LOS ANGELES -- California’s rainy season could be the wettest in 40 years, but experts say the state is missing a major opportunity by failing to collect the trillions of gallons of storm runoff that currently flows wastefully into the ocean.

“We will never capture it all, but we need to do a better job of capturing what we can,” said Peter Gleick of the Pacific Institute.

In February alone, an estimated 18 trillion gallons of water fell on the state. In urban areas and coastal cities, 80 percent ends up diverted into the ocean, as Los Angeles and other cities built long concrete channels for flood control. The Los Angeles River, for example, is a 51-mile-long canal as wide as a football field. Almost none of the water seeps into the underground aquifer.

“The challenge is: How do we capture more of that water to use it so we can use it during dry parts of the year? And cities in California have not historically done a good job of capturing what we call stormwater,” said Gleick, who helped author a study showing how San Francisco and Southern California could harness up to 630,000 acre feet annually (one acre foot is equal to 326,000 gallons) or up to 8 percent of average annual statewide urban use. An institute study concluded, “stormwater capture is among the most cost effective new source of water available in California.”


In the past, the state relied on a vast network of nearly 50 dams and reservoirs to capture and bank snowpack from the Sierra Mountains. Snow that melted in the spring and summer was pumped south into the Central Valley for growing and to serve thirsty cities till the rainy season begins in December.

For years, the system worked seamlessly, providing for economic growth and agricultural expansion. However, the population has surged in recent decades.

The state handled previous droughts in 1976 and 1988. But, the last five-year drought, from 2012 to 2016, brought a 25 percent mandatory reduction in urban use. Crops died, farmers went out of business and then-Gov. Jerry Brown proposed fining residents $10,000 a day for wasting water.

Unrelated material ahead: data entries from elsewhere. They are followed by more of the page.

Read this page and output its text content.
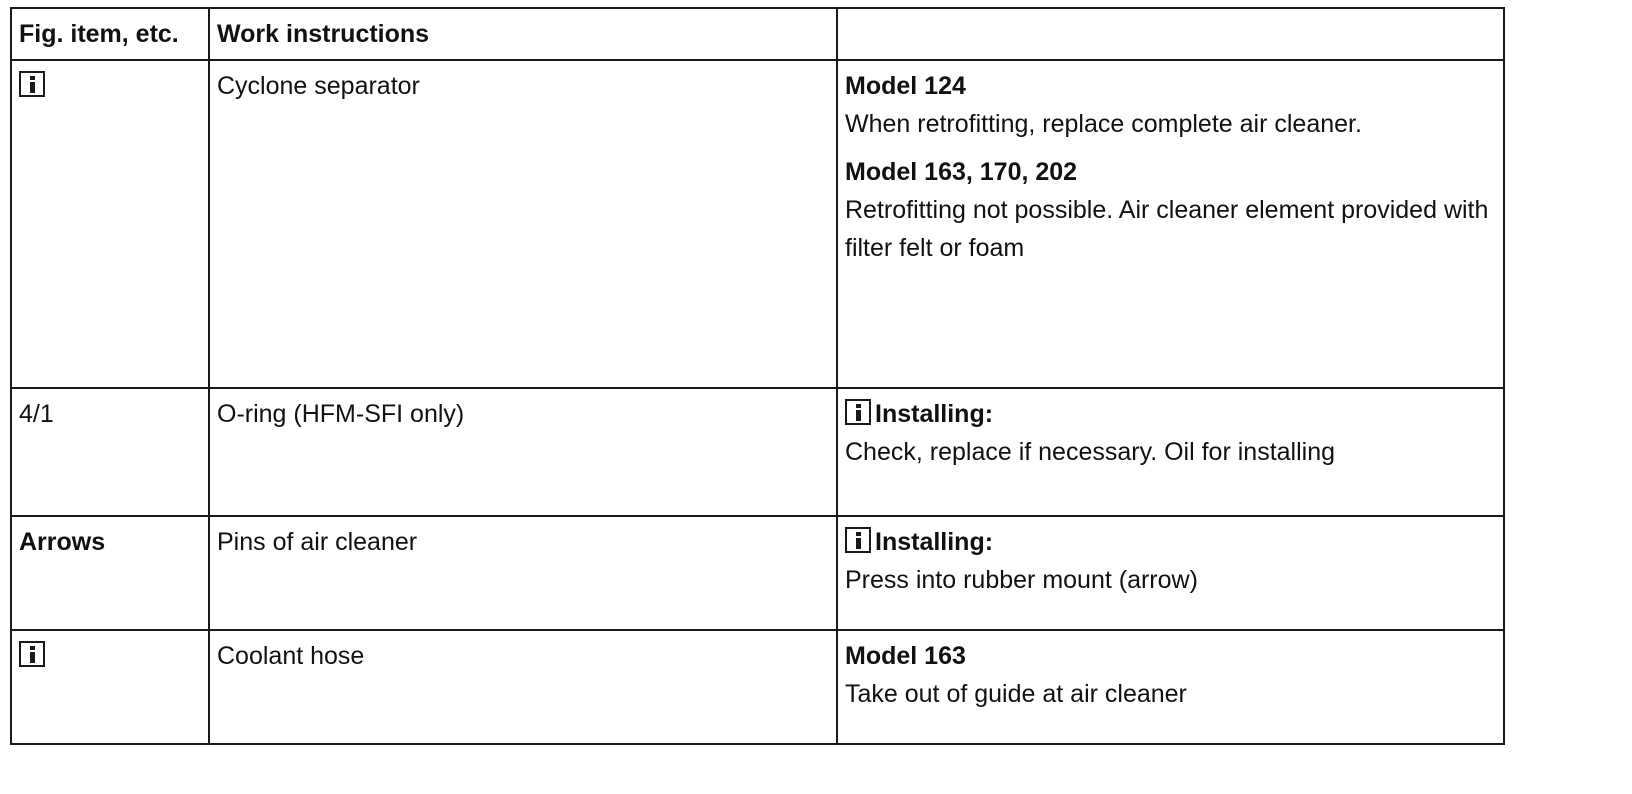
Fig. item, etc.	Work instructions	
	Cyclone separator	Model 124
When retrofitting, replace complete air cleaner.
Model 163, 170, 202
Retrofitting not possible. Air cleaner element provided with filter felt or foam

4/1	O-ring (HFM-SFI only)	Installing:
Check, replace if necessary. Oil for installing

Arrows	Pins of air cleaner	Installing:
Press into rubber mount (arrow)

	Coolant hose	Model 163
Take out of guide at air cleaner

Suddenly the state realized it needed a new approach. Voters approved $2.7 billion in bonds for new water storage projects. The first of those, however, is still five years away from completion – and many won’t be done until 2030 or beyond, leaving the state vulnerable to the next drought.

“As Californians, we have to pull together and save water in every way we can,” Brown said at the time.

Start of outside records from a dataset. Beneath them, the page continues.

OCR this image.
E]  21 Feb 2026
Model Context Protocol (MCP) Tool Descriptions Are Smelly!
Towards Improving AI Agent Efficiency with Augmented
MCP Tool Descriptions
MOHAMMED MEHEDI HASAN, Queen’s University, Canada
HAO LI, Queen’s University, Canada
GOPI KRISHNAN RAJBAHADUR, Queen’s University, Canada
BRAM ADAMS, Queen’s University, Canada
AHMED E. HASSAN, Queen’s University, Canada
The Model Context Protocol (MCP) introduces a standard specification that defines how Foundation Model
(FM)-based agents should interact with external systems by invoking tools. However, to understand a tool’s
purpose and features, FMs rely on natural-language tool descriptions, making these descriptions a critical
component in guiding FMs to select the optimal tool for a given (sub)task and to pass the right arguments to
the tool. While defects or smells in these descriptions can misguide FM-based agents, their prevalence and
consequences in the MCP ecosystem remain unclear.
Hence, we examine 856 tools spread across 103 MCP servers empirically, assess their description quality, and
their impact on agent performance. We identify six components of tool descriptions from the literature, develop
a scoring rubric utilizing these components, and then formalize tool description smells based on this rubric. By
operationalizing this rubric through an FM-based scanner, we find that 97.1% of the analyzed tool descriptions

Two months ago, in his State of the State address, new Gov. Gavin Newsom said: “Our water supply is becoming less reliable because of climate change.”

Experts predict longer droughts and more floods. Yet, the state turned down an offer from the Trump Administration to raise Shasta Dam, providing 14 percent more water for California.


This past weekend, even former Republican Gov. Pete Wilson weighed in on the debate, telling the Los Angeles Times that he tried to build more dams in the '90s, but “Democratic majorities in the Legislature (and) no growth advocates in Washington and Sacramento (stopped him) given the signal surface collection was not politically in season.”

Now it is. Besides conservation, California and local water departments are planning multiple stormwater-capture plans.

“There is still a debate in California about the value of building new concrete infrastructure like new dams,” Gleick said. “If we can find decent places to build them or raising Shasta, for example, vs. cutting demand or being more efficient.”